Even though I am no longer a card-carrying member of the labor force I celebrated Labor Day.  We can be proud that on Feb. 21, 1887 Oregon became the first state to declare Labor Day as a legal holiday.  The idea didn’t originate here, but the legislation did.  The general condition of America’s labor force in 2013 indicates need for more maintenance.

From Webster’s Dictionary comes definitions of labor as simply manual labor or work for wages, also as labor unions collectively.  Labor may not be under attack, but it is languishing.

Labor’s share of the nation’s income has stayed fairly stable since World War II.  If Labor’s share is simply wages, salaries, and benefits, Capital’s share of national income is messier.  It includes corporate profits, small business income, partnerships, rental and lease income, interest on bonds, deposits, and loans, and more.  Just since 2000 Labor’s percentage of all income has dropped about six percent.

Sometimes problems are so huge and complex that they cannot be laid to one cause.  This diminution of Labor’s financial status can’t simply be blamed on wealthy Americans’ seemingly limitless greed.

After incautious investing caused a catastrophic financial industry meltdown in 2007-2008, investors and corporations may have swung back toward too much caution.

Robert Samuelson cited in a recent column the broader theories about Labor’s shriveling share of national income.  It is not just an American phenomenon.  Globalization, new technologies, and weaker unions were the principal causes named.

Globalization creates downward pressure on wages and the price of goods.  New technologies actually eliminate many jobs.  On Labor Day I was thinking more about unions.

The thing heard most frequently from reasonable people is something like “Unions did a lot of good and necessary work in the past, but are no longer needed and, in fact, might be doing more harm than good.”

Here in Oregon there is a lot of bad press about public employee’s unions.  One simple explanation is that everything you hear is supplied by media outlets owned by Capital, not Labor.  That might unintentionally or intentionally color the way a story is presented.

Unions are made up of wage-earners who organize into groups hoping that combined resources and solidarity of voice will help them negotiate contracts with management (Capital) and make themselves heard in regard to pending legislation.  They have met with some success.

Rather than trying to drag public employees’ benefits down wouldn’t it be better to instead fight so that all wage-earners could make a living wage?  The PERS retirement funding question must be put to bed.  There are some obvious and well-documented instances of sweetheart deals and unsustainable retirement packages, but those have been addressed, and the average PERS retiree receives just that: average pension.  Outside of that, there is value in having Oregon honoring a signed contract.  If it is public knowledge that Oregon will default on the terms of a contract just to meet shifting financial needs, what sensible, qualified employee would work here?

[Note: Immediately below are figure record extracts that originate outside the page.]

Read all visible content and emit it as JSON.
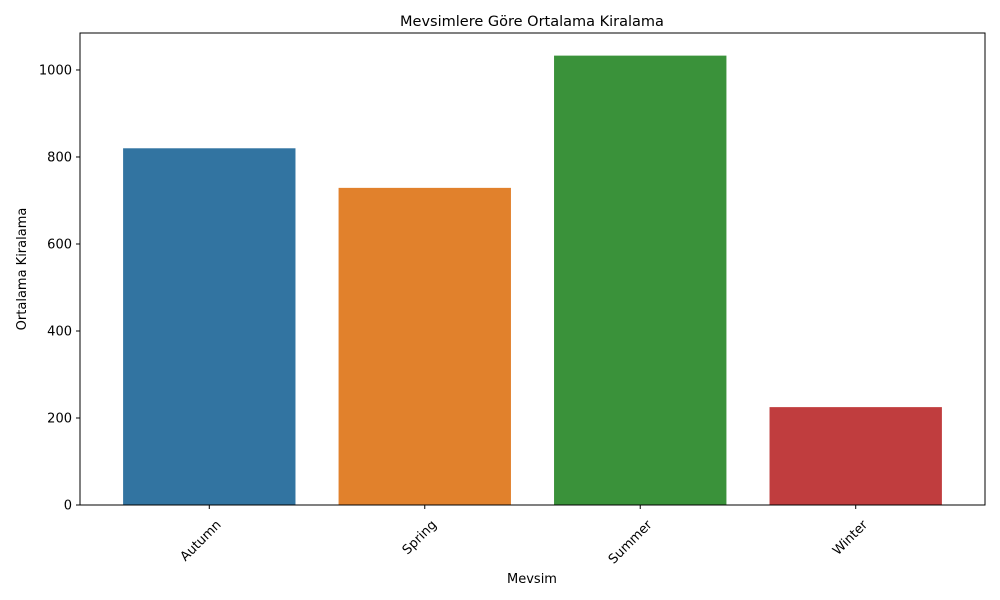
{
  "chart_data": {
    "type": "bar",
    "title": "Mevsimlere Göre Ortalama Kiralama",
    "xlabel": "Mevsim",
    "ylabel": "Ortalama Kiralama",
    "categories": [
      "Autumn",
      "Spring",
      "Summer",
      "Winter"
    ],
    "values": [
      820,
      729,
      1033,
      225
    ],
    "colors": [
      "#3274a1",
      "#e1812c",
      "#3a923a",
      "#c03d3e"
    ],
    "ylim": [
      0,
      1085
    ],
    "yticks": [
      0,
      200,
      400,
      600,
      800,
      1000
    ],
    "xtick_rotation": 45,
    "grid": false,
    "legend": false
  }
}
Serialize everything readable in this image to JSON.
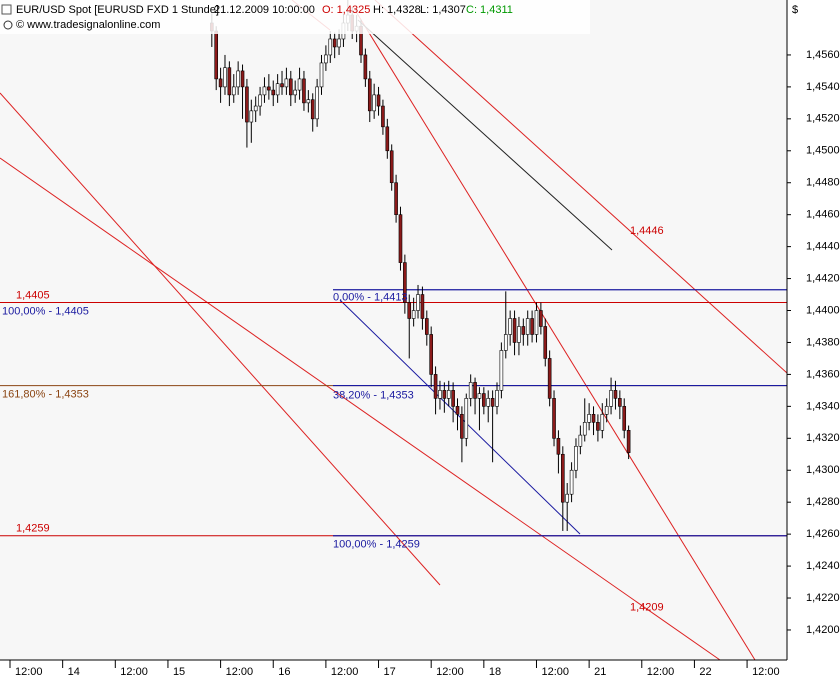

It is my belief that America’s future would be strengthened by stronger labor unions.  Special interest PACs don’t serve the same broad base.  Gun rights, environmental, abortion rights, and even political party groups have narrow interests serving their own needs. The group that includes people who work for a living is a group of all interests and, if organized, could support legislation that serves the many, not the few.